In 2008, a reanalysis of platypus-like fossils that were over 100 million years old suggested that the platypus and echidna lineages had diverged before that time. The new study may turn this theory on its head.
To make the analysis, Phillips and his team used DNA sequences from both the modern platypus (Ornithorhynchus anatinus) and Australia's short-beaked echidna (Tachyglossus aculeatus).
Using an analytical method called the 'molecular clock' they were able to compare the rate of change in these DNA sequences over time and estimate when the animals last shared a common ancestor.
Not a living fossil
With this method they found evidence that the species last shared an ancestor as recently as around 30 million years ago (with a range of 19 to 48 million years ago).
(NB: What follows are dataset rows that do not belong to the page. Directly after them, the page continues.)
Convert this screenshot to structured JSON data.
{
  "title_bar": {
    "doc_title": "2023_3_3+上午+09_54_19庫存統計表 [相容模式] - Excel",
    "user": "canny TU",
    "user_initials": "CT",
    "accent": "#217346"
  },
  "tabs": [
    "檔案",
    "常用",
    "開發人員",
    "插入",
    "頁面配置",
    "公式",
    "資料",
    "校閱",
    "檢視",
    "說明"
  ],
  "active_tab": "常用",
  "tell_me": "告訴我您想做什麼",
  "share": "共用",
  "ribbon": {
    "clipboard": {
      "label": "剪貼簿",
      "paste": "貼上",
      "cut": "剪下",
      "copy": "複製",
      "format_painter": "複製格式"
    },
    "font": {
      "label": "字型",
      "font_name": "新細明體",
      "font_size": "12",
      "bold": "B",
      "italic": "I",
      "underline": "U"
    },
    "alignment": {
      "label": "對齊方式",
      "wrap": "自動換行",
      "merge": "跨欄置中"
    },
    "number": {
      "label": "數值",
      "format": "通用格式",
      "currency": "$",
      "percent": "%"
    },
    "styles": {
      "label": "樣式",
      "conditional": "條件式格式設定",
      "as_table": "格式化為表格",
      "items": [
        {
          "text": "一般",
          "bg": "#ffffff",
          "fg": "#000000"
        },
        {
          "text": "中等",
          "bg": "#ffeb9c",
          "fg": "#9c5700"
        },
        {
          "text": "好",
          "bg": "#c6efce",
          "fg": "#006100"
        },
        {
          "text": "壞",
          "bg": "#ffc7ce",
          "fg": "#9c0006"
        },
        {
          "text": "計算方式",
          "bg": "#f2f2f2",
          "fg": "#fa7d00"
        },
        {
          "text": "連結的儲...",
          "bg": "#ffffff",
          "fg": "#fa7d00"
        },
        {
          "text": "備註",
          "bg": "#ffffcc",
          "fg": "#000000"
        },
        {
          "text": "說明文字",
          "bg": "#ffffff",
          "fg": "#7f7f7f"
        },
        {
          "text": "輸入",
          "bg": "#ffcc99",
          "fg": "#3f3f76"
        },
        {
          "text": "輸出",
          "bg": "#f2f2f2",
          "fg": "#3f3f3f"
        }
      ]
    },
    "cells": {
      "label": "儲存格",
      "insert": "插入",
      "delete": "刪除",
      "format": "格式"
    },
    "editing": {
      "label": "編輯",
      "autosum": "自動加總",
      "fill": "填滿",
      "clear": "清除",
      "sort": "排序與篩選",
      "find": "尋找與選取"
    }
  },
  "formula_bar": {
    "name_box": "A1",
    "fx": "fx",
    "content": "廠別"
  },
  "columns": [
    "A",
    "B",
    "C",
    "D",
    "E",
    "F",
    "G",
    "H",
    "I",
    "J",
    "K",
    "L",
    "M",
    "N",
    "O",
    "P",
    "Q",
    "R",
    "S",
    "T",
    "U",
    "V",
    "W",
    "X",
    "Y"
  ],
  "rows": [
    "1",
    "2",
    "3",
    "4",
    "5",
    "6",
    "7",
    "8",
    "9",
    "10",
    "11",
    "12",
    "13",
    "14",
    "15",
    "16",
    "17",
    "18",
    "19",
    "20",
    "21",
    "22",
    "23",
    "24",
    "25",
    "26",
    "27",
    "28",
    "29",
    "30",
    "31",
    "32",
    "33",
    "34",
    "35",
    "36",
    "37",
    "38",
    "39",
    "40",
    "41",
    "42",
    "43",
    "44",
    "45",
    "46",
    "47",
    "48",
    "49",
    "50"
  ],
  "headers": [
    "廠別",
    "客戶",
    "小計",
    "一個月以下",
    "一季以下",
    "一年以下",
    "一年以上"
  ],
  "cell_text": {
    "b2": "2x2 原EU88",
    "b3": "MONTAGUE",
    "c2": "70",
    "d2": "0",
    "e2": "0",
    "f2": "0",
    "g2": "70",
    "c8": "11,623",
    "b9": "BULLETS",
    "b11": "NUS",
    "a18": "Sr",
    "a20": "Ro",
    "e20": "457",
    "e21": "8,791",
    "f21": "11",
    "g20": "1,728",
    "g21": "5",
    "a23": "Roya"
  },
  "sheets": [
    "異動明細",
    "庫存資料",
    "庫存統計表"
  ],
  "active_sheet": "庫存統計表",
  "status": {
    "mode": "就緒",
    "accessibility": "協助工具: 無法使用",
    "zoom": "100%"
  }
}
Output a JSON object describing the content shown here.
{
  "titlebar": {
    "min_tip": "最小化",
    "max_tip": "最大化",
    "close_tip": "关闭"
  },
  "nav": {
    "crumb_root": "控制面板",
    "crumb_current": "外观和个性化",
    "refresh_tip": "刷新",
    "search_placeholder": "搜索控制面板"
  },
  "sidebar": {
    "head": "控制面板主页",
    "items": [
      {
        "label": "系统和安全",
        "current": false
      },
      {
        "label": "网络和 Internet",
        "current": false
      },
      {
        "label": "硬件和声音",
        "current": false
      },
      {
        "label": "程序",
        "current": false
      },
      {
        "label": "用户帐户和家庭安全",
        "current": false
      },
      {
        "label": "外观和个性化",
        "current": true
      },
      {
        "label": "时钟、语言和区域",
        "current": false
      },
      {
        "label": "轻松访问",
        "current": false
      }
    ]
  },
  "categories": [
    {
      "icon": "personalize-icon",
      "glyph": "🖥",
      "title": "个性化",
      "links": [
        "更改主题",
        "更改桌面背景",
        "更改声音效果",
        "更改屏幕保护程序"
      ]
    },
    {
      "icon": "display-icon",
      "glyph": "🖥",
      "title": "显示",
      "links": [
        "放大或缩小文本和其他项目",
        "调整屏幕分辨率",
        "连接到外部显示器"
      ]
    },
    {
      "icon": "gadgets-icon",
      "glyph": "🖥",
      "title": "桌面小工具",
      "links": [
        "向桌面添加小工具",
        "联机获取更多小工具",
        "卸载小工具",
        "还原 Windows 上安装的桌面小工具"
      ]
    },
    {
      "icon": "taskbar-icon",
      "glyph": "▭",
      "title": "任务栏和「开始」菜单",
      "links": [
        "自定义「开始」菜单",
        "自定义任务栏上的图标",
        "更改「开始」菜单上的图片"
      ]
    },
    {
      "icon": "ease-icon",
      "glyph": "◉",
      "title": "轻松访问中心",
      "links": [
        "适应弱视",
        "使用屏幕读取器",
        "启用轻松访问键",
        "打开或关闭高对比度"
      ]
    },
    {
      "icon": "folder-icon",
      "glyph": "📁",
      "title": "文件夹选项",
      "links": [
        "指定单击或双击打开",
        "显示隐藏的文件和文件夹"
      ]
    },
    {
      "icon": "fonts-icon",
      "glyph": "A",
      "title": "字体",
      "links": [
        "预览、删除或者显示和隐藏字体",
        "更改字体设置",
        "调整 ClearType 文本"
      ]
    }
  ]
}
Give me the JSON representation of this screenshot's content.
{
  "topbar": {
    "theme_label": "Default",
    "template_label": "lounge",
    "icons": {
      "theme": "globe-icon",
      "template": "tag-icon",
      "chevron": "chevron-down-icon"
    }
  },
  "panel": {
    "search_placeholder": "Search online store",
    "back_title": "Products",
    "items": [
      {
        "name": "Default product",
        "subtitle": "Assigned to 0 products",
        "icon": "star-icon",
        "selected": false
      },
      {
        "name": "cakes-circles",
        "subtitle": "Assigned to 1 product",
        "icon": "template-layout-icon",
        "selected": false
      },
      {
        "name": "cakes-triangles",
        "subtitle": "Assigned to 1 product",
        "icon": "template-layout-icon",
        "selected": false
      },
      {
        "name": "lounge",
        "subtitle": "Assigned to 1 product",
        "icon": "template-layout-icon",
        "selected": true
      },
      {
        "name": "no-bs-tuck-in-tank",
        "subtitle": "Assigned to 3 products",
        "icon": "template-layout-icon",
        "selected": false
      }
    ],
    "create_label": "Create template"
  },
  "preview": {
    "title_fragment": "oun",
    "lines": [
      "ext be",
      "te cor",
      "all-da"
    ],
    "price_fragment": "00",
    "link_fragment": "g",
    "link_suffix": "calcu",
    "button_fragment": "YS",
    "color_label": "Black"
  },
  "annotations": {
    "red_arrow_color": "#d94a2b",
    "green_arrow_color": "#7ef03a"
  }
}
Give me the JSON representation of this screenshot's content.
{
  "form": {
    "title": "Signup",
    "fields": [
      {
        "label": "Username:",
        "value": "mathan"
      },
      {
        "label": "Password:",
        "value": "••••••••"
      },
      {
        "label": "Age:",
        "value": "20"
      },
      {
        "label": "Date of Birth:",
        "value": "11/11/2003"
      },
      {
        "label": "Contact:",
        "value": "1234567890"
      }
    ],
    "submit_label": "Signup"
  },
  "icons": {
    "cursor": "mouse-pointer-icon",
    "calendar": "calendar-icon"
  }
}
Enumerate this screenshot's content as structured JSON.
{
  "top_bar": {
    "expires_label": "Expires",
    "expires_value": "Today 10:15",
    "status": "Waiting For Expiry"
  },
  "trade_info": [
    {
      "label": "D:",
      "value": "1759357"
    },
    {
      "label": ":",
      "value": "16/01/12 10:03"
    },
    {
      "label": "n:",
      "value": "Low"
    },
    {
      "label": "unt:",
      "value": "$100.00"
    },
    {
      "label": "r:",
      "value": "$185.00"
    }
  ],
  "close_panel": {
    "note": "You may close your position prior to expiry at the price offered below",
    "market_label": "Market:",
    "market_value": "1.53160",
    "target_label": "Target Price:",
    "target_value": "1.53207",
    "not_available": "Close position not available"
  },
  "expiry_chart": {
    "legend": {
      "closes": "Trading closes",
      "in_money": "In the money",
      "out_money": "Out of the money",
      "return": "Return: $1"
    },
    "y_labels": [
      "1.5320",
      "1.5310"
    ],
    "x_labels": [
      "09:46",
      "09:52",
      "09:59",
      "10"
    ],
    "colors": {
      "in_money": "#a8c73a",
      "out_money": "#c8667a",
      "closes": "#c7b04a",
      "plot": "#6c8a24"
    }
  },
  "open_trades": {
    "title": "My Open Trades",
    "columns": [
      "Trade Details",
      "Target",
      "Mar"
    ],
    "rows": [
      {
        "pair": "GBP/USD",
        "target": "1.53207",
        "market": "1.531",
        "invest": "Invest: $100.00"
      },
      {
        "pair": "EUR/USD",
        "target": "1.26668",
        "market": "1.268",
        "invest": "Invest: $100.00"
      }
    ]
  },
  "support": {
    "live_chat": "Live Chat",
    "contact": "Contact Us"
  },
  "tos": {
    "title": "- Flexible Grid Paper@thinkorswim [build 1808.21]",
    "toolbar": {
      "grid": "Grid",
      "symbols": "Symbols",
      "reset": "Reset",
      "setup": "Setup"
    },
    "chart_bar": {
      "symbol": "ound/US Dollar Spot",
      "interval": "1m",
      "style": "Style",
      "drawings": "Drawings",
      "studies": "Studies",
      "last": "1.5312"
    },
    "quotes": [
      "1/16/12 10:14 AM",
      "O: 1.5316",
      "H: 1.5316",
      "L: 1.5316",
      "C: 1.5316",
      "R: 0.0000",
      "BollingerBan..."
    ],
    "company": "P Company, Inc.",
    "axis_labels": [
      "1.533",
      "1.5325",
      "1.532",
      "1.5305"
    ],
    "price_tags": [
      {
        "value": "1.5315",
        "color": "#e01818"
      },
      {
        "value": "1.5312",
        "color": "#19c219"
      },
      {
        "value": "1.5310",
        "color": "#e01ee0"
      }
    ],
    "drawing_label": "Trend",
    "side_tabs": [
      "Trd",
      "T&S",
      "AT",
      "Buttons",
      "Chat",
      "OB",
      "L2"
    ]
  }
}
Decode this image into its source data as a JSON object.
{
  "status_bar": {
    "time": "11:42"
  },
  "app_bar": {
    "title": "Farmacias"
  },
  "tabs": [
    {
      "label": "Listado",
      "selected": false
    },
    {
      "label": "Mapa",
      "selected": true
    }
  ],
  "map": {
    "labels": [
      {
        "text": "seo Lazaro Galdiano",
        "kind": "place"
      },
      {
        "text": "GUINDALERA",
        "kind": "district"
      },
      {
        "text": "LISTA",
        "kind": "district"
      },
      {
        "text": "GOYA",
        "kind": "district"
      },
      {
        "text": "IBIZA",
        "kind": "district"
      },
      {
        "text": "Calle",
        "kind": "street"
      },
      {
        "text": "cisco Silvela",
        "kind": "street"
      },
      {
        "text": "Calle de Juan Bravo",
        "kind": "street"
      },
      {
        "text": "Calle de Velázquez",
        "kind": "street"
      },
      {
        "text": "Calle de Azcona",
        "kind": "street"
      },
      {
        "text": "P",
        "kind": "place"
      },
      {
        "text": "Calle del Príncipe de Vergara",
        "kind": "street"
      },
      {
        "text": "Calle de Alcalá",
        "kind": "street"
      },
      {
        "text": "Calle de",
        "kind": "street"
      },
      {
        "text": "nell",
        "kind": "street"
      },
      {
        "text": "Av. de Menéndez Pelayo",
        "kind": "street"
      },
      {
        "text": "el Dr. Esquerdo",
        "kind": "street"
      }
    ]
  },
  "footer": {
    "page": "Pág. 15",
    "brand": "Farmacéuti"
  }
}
This animal was similar to the modern-day platypus, Phillips told Cosmos Online. "It's interesting because since then the platypuses have gone on being platypuses whereas echidnas have evolved rapidly into a different ecological niche."
Therefore, "monotremes are not just living fossils as they've been thought to be," he said, but instead continued to evolve despite having to compete with marsupials who first appear in the Australian fossil record around 60 to 70 million years ago.
The findings also explain the perplexing problem of why echidna fossils do not appear in the record until 15 million years ago.
"An entirely unique body for the echidna must have evolved relatively rapidly within the fifteen-million years interval", said Gavin Prideaux, a palaeontologist at Flinders University in Adelaide, South Australia, who was not involved with the research.
Prideaux commented that while there has been widespread agreement that monotremes and mammals diverged way back in time - perhaps 200 million years ago, during the Jurassic period - experts have disagreed when as to when the two living groups of monotremes split.
Previous research suggested a "really, really, unexpectedly slow" evolution of these species, he said. "Everyone has shuffled monotremes off as less superior to the mammal group, but this shows… they were evolving relatively recently and so it's not fair to call them living fossils".
Tom Rich, a vertebrate palaeontologist at Museum Victoria in Melbourne discovered one of the more than 100-million-year-old platypus fossils in the 1990s.
He agrees that the fossil record of monotremes in this early period is meagre, but contests the results of the molecular study. He said Phillips and his team have not considered a 106-million-year-old bone, found at Dinosaur Cove, Victoria, which appears to be from an echidna-like animal. This is possible evidence that the lineages had already diverged at that time, he said.